The Government is pledging to open up more safe and legal routes to claim asylum in Britain but will cap the number of successful applicants. Unaccompanied children will not be removed from Britain under the crackdown until they are at least 18.
Ms Braverman said the asylum system was being “overwhelmed” with more than 45,000 people having made the “unsafe, unnecessary and illegal journey across the Channel” last year, and almost £7 million a day being spent on hotels to house people while their claims are processed.
She told MPs: “The British people rightly expect us to solve this crisis and that’s what myself and the Prime Minister fully intend to do. We must stop the boats. It is completely unfair that people who travel through a string of safe countries then come to the UK illegally and abuse our asylum laws to avoid removal.”
The bill makes provision about “the inadmissibility of certain protection and certain human rights claims relating to immigration” and will almost certainly be challenged in the courts.
Ms Harrison, of Garden Court Chambers in London, said: “The Refugee Convention provides a protection for illegal travel and presence because it recognises that those who are seeking asylum are almost inevitably going to have to use unorthodox or unauthorised means to travel and escape from persecution.
“The convention also recognises that there is some element of choice and people do not have to seek asylum in the first safe country.”
She added: “In practice, this [new law] will also result in large numbers of people spending long periods of time in detention, probably unlawfully because there is a lack of arrangements to return people to European countries since Brexit.”
Enver Solomon, chief executive of the Refugee Council, said: “This is an unworkable, costly and nasty piece of legislation. It treats refugees like criminals and suspected terrorists and puts the UK alongside the likes of Russia and Belarus as countries who show no respect for international law.”
Sonya Sceats, chief executive of the charity Freedom from Torture, said: “If passed, this ban would be one of the most draconian anti-refugee laws on the planet that would drive a coach and horses through international law and is highly unlikely to withstand the inevitable legal challenges.”
Government sources stressed that the High Court ruled in December that the controversial Rwanda deportation policy was lawful, and the case had gone to the Appeal Court. The Home Office has also been accused of failing to swiftly deal with asylum claims, with a backlog having hit around 160,000.
Thousands of people from Albania, and some other safe countries, have come to Britain by small boats organised by crime gangs. But so have many people fleeing Iran, Afghanistan and other countries with brutal regimes.
While the new policy is backed by many Tory MPs, some senior Conservatives such as David Davis have spoken out against it.
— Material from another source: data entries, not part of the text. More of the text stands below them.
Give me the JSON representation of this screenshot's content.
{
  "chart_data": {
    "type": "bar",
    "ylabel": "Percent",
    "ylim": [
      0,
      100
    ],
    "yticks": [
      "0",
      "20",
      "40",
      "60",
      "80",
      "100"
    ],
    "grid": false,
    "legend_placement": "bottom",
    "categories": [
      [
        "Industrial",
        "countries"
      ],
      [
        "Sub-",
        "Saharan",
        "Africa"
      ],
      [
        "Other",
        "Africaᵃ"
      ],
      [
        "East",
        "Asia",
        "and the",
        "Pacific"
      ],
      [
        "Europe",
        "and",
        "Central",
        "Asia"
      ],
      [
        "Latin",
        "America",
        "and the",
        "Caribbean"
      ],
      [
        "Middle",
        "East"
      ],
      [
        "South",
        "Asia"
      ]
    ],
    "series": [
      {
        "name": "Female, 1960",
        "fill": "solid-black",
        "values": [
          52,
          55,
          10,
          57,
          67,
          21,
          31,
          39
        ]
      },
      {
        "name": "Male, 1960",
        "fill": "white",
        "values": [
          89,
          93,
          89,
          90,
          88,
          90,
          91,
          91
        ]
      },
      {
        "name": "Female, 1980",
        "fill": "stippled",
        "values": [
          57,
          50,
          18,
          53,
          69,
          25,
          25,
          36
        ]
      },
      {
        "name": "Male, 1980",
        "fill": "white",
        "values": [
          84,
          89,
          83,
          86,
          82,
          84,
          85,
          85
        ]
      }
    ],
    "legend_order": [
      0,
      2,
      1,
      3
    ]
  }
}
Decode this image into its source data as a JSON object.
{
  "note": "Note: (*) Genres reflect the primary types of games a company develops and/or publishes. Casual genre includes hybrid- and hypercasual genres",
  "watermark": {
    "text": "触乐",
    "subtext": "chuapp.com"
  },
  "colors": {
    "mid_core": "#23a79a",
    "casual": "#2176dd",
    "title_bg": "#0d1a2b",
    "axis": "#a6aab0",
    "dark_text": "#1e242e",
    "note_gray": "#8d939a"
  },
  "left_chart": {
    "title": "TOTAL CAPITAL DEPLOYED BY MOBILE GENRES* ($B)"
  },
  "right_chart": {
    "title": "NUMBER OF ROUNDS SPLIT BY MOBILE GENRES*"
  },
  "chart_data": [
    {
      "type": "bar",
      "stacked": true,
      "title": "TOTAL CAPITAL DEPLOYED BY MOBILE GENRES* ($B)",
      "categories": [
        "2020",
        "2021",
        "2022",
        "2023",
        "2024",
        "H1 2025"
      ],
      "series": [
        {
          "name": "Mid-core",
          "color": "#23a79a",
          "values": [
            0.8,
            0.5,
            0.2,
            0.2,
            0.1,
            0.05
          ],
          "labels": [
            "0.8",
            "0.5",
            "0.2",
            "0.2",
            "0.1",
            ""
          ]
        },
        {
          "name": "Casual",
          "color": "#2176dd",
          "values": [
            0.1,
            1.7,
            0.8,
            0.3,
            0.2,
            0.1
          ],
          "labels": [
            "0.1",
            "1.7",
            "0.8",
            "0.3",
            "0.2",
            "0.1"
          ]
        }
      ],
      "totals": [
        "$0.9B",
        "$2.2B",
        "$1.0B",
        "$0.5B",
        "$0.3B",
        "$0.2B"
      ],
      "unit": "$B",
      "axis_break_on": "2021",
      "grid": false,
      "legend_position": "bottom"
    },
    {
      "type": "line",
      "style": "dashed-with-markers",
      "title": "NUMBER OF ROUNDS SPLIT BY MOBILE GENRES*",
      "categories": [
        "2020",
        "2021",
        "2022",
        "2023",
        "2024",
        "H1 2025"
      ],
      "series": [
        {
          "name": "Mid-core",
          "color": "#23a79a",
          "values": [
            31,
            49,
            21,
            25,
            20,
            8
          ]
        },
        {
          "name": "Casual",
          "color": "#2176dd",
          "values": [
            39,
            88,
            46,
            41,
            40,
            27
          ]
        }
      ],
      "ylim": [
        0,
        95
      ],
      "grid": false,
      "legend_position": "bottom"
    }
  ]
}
He warned that the legislation needed to differentiate between economic migrants and genuine asylum seekers.
The Immigration Services Union, which represents border staff, said the plans were “quite confusing” and did not seem “possible” without the Rwanda policy functioning.
Rishi Sunak spoke to Rwanda’s president, Paul Kagame, before unveiling his plans, and pledged to continue working with him to ensure their stalled project works.
The Government has paid more than £140 million to Rwanda but no flights forcibly carrying migrants to the capital, Kigali, have taken off because of legal challenges.
The Prime Minister will meet French president Emmanuel Macron on Friday to discuss further co-operation to reduce boat crossings.
Shadow home secretary Yvette Cooper said: “The Conservatives clearly have no credible plan to tackle the smuggler gangs or deal with the backlog.”